A New Comedy for Fox, 'The Tick'
When "Seinfeld" ended nearly three years ago, Warburton says "the one frustrating thing was knowing that we had only scratched the surface of that character (Puddy) and knowing at the same time we had to bury Puddy. It would have been a bit of a mistake to do 'The Puddy Show.' "
He did do a pilot for NBC called "Blind Men," which was a comedy about men who sold window blinds. "And then one called 'Death and Taxes' that takes place in an IRS office. That is something people want to tune in to see," he says, laughing. "You wonder why none of these pilots has gone on the air."
Warburton is excited about his new comedy series, Fox's "The Tick," in which he plays a superhero. Originally scheduled for midseason, it is being held for the fall in case there are strikes by the writers or actors.
" 'The Tick' is an ingenious character," says Warburton. "He's been around for about 15 years. It was a comic book. It has a huge cult following."
Warburton believes that actors enter the profession because they are insecure and have "problems." Though he's a strapping, handsome 6 feet 3 and weighs about 230 pounds, Warburton was a self-described geek in high school.
"My sophomore year I was 5 feet, 6 inches and weighed 105 pounds.
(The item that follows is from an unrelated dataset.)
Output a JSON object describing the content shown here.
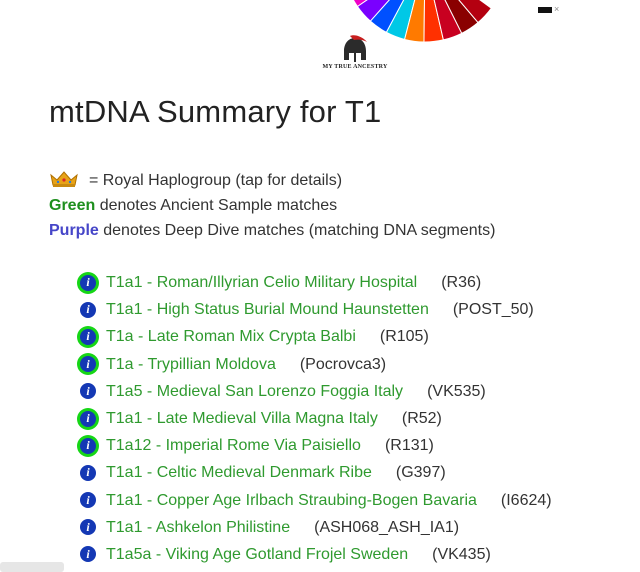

I had my Coke-bottle glasses. I was blind, cross--eyed. I have an astigmatism. No one would hang out with me," he recalls. "I had one friend--our parents would let us sleep over on the weekend--and the two of us would go to the local coin shops and bid on coins. No one would beat us up because that would be quite unsporty, but we sure were picked on. No one would go to the Sadie Hawkins dance with me unless my sister asked a best friend at the all-girls school down that street."
Warburton, who was attending an all-boys Catholic prep school in Orange County, transferred to a public high school his junior year. He began to grow and got contact lenses. "All of a sudden, I felt I could breathe," he says.
He caught the acting bug when he was about 13, hanging out backstage watching his mother doing community theater. "My mother, Barbara Lord, was an actress. She was like the spitting image of Princess Grace, just gorgeous," Warburton says. "She did a lot of series like 'One Step Beyond.' She never professionally acted while she was raising a family. But she would do community theater."
Initially, acting made Warburton feel socially accepted. These days, he says, "I feel the need to be proud of my work. I want people to enjoy what I do. I guess most importantly, I do want and need the acceptance from my peers."